Le cri d’alarme des élus locaux

Les élus de la Communauté de communes du Clunisois ont écrit à la ministre de la Transition écologique ainsi qu’au ministre de l’Agriculture et de l’alimentation en soutien aux éleveurs victimes du loup en Saône-et-Loire. Rappelant le préjudice subi, les élus locaux ont dit « leur attachement à l’activité d’élevage, vitale pour le territoire, ainsi qu’à la biodiversité riche en Clunisois (…). Maintien de la biodiversité et activités agricoles doivent pouvoir continuer à se conjuguer. C’est cette harmonie entre agriculture, biodiversité et paysages qui fait du Clunisois un lieu de vie exceptionnel et une destination appréciée », ont-ils argumenté avant d’alerter sur le fait que « les dégâts liés à l’arrivée du loup sur notre territoire engendrent une colère forte du monde agricole, et notamment de nos éleveurs de moutons.
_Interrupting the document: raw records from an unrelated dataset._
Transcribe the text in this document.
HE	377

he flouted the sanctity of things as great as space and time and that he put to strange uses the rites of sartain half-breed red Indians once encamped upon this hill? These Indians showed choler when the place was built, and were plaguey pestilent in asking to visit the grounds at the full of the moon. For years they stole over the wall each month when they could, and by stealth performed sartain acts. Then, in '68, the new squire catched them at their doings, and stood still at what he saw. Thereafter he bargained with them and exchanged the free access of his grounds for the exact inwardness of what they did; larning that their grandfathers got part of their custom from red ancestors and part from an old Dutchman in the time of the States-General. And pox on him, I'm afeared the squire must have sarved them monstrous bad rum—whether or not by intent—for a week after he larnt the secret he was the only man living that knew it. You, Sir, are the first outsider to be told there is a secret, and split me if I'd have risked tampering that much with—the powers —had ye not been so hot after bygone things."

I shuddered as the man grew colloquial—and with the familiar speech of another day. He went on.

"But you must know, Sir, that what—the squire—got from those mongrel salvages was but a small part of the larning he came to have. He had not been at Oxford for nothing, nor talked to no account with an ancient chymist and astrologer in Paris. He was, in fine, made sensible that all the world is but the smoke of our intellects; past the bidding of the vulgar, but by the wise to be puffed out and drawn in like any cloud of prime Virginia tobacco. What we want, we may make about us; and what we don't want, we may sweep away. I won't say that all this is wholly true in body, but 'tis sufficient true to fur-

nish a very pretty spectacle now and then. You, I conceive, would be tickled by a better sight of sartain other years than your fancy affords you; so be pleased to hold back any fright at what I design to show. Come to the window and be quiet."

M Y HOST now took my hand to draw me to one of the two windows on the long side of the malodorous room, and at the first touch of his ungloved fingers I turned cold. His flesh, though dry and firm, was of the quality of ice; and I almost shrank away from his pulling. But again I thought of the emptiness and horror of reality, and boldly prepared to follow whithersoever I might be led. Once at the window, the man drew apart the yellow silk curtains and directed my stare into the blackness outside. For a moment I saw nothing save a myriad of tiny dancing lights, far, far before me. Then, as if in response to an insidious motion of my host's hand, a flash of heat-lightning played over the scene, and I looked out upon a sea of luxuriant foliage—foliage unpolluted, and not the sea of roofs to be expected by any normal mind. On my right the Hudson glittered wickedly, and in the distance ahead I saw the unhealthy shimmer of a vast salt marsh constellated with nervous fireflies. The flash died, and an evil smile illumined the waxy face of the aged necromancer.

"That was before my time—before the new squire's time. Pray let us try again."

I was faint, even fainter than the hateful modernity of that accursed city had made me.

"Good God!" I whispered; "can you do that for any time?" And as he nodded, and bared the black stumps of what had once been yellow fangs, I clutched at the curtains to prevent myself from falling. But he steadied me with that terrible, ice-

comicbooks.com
Si rien n’est entrepris suffisamment rapidement pour mettre un terme aux pertes de bétail, nos éleveurs pourraient abandonner des territoires entiers à la friche, avec toutes les conséquences sociales, économiques et environnementales qui en découleraient ». Les élus du Clunisois demandent aux ministres « un soutien clair à nos éleveurs ovins, afin qu’ils puissent maintenir leurs activités : une information claire et précise sur les conduites à tenir en cas d’attaques ainsi que sur les autorisations de tirs délivrés et sur la bonne mise en œuvre des moyens de défense, notamment par la réalisation locale de formation ; la prise en charge de l’intégralité des démarches administratives d’indemnisation et de demandes de tirs afin de ne pas surcharger des éleveurs déjà affectés ; le financement complet des équipements de défense appropriés (clôtures, électrificateurs solaires) ; la prise en charge financière du fourrage et du paillage nécessaires en cas de retour des animaux en bâtiments. Cela implique d’une part des moyens renforcés de prévention et de protection adaptés aux spécificités de l’élevage local, et d’autre part que les prélèvements de loup puissent être effectués de façon rapide et efficace, dès que des dommages sont constatés : le loup ne connait aucun prédateur si ce n’est l’homme ». C’est un véritable « cri d’alarme pour la sauvegarde de notre territoire et de ses éleveurs » que les élus de la Communauté de communes du Clunisois entendent ainsi adresser. Un cri d’alarme repris par l’Union des maires des communes rurales de Saône-et-Loire (UMCR71) qui a également écrit dans ce sens aux ministres ce 5 juin.